Its latest ‘Casebook’ examines key cyber security trends that have emerged over the past year.
The study, conducted by the company’s incident response team, suggests that highly persistent and experienced attackers are continually identifying gaps in organisations’ IT infrastructure.
Fileless malware and malware-free attacks continue to dominate, comprising 66 per cent of all cyber security breaches. Cyber criminals are also turning to self-propagation techniques – as reflected by this summer’s NotPetya outbreak – enabling to them cause more damage to IT operations.
Attackers are making use of a variety of tactics to compromise company systems, with the most common attack vectors being web servers, shell exploits and file uploaders.
It also appears that the relationship between nation-state sponsored attack groups and eCrime threat actors is beginning to blur, and this is one of the biggest challenges for companies.

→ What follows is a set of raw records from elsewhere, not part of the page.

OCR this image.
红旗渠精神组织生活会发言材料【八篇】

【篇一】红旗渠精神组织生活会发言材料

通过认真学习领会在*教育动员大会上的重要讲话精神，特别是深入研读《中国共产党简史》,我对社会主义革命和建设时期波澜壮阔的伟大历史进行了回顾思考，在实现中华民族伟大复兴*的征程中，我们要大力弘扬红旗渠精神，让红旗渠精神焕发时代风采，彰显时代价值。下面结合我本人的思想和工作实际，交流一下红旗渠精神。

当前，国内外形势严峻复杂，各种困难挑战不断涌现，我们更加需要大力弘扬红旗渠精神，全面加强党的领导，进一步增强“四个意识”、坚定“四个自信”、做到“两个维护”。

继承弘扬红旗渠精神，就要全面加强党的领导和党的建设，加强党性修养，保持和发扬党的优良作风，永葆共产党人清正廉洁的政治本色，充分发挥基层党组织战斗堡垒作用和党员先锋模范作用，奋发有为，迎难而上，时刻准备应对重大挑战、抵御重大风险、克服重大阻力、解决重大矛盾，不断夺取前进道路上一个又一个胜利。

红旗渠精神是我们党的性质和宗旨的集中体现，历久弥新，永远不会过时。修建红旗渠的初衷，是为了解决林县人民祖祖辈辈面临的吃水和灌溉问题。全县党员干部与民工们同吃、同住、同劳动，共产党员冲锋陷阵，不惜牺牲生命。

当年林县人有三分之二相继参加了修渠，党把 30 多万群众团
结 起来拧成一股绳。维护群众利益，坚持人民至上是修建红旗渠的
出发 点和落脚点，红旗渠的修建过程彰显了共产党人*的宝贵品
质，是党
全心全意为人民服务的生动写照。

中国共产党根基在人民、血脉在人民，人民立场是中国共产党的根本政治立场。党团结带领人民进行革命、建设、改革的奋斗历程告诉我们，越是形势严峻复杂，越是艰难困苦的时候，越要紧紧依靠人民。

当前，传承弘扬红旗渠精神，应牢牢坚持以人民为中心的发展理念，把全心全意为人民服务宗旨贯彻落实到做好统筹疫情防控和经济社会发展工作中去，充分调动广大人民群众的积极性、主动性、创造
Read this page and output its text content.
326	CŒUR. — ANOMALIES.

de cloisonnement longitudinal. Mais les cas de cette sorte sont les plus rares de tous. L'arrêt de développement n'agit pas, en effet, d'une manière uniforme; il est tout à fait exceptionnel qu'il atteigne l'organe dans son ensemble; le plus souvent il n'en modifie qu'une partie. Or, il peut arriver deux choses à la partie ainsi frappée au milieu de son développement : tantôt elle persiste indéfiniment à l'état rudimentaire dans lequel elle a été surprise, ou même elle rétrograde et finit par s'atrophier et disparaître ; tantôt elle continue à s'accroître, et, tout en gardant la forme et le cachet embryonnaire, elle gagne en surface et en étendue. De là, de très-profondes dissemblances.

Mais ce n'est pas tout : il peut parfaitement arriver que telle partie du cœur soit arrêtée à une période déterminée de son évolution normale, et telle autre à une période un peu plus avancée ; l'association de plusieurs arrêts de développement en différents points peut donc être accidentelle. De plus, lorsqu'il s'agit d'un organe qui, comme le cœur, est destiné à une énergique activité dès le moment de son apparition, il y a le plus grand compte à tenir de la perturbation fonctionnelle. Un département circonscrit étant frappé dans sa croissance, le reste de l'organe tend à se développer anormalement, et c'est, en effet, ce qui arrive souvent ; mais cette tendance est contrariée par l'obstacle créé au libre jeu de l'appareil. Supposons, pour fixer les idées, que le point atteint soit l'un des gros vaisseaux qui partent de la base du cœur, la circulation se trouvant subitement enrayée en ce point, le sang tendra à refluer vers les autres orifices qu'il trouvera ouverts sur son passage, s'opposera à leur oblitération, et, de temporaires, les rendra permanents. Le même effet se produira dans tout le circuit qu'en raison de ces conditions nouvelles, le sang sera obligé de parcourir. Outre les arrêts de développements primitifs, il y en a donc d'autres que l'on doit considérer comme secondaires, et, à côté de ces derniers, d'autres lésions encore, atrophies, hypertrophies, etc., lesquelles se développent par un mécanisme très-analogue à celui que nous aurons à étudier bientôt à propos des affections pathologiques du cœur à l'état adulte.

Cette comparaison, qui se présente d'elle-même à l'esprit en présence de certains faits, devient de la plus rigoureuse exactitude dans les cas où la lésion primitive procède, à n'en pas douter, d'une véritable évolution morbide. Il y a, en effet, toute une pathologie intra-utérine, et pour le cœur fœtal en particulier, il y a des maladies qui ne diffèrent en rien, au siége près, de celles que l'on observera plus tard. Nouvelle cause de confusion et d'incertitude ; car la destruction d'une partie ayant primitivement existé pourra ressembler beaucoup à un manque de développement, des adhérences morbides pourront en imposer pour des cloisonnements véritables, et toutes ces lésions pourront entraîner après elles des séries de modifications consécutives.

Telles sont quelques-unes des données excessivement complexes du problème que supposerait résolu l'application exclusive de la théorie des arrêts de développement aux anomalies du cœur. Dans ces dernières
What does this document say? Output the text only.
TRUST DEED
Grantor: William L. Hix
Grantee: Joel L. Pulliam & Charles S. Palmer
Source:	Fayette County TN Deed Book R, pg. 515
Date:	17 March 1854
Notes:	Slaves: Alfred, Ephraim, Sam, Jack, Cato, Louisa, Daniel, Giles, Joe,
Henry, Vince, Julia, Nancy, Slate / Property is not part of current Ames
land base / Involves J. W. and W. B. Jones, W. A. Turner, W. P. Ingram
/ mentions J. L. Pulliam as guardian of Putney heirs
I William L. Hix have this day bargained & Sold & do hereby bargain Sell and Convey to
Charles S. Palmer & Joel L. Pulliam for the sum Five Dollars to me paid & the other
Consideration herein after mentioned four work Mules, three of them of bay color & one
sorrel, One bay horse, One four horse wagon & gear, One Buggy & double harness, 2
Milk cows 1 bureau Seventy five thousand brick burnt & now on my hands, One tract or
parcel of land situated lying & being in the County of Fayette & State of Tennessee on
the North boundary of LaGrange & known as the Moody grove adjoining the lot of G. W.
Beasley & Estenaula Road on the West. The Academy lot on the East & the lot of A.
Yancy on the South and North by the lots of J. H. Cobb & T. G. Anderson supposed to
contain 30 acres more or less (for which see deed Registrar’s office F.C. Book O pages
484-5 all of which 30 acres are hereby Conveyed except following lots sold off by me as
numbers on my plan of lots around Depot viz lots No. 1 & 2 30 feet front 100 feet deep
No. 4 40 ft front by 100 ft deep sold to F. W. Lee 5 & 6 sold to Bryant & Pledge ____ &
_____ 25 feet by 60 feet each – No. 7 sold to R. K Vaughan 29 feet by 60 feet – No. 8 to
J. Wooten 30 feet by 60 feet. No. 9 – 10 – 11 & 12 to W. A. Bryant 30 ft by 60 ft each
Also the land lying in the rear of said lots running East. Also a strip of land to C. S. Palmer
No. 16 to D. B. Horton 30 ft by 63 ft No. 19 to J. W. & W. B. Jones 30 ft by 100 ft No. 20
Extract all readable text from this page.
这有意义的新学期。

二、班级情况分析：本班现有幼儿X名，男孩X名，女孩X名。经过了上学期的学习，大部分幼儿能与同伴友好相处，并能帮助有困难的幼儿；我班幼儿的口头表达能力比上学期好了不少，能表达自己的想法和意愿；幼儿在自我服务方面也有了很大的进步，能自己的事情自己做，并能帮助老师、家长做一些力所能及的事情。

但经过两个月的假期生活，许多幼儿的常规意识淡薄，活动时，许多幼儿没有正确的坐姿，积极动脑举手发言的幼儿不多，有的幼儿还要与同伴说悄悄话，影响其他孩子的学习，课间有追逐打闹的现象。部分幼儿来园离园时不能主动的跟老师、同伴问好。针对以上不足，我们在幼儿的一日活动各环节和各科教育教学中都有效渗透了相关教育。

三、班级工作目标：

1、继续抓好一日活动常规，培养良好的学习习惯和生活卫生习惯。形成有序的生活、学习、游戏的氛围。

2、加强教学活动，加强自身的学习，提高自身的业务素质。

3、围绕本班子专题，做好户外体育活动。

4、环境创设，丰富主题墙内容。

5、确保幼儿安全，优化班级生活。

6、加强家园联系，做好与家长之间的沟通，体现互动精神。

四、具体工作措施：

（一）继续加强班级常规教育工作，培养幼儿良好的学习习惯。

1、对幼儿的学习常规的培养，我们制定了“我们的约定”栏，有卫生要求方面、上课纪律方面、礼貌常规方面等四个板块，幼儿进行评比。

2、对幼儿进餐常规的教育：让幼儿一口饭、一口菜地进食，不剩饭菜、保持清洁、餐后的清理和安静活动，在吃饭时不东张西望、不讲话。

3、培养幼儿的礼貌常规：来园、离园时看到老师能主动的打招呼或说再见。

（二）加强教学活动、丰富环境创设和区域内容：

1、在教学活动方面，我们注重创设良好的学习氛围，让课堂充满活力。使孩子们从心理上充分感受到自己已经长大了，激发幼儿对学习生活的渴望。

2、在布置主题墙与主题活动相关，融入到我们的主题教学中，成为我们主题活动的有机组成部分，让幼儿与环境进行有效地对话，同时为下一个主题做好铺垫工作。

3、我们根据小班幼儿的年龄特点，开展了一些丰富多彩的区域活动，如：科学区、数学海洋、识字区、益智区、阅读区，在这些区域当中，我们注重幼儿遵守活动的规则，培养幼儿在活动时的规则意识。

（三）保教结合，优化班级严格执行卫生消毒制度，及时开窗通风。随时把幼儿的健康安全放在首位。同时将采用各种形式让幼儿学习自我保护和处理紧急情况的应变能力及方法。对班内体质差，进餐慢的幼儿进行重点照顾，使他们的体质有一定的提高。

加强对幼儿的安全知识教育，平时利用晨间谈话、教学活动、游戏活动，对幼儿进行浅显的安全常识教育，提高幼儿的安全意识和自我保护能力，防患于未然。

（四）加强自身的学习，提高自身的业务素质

CrowdStrike investigated the impact these attacks have on firms, too. In many cases, breaches resulted in companies losing money, intellectual property, personal information and transaction data.
Unfortunately, no business is immune to cyber attacks, and companies need to shift away from traditional security measures and tools to stay ahead of the curve.
To fend off threat actors, CrowdStrike said firms need to keep evolving their cyber security strategies and ensure they’re upt-o-date with the latest threats.
It added, though, that organisations are installing new defences. CrowdStrike found that many of its clients are continuing to implement systems to self-detect breaches.
Of the clients it’s been working with over the past year, CrowdStrike found that 68 per cent of them claim to have the means to detect a breach internally – up 11 per cent from last year.
Companies are also making improvements to their security postures and are investing in new systems, such as endpoint detection and response (EDR) tools.
Howeer, the average attacker ‘dwell time’, the amount of time between evidence of a compromise coming to light and its actual detection, is currently estimated at 86 days.
Joe Sturonas, chief technical officer at PKWARE, suggested that the capabilities of cyber criminals will broaden as new technologies, such as artificial intelligence and machine learning, are also deployed in attacks.
“On the one hand, AI can bolster cybersecurity capabilities. However, another possibility is that threat actors will begin to weaponise AI and use it to their advantage,” he said.
“AI technology can make decisions independent of human interaction, removing some of the heavy leg-work needed by hackers to target victims in mass.
“As an industry, we need to recognise the role AI plays from the perspective of both the victim and cybercriminal. We need to continue development in AI and ML, ensuring it plays a role in overall cybersecurity strategies – assisting human intellect in a game of survival of the fittest, fighting AI with AI.”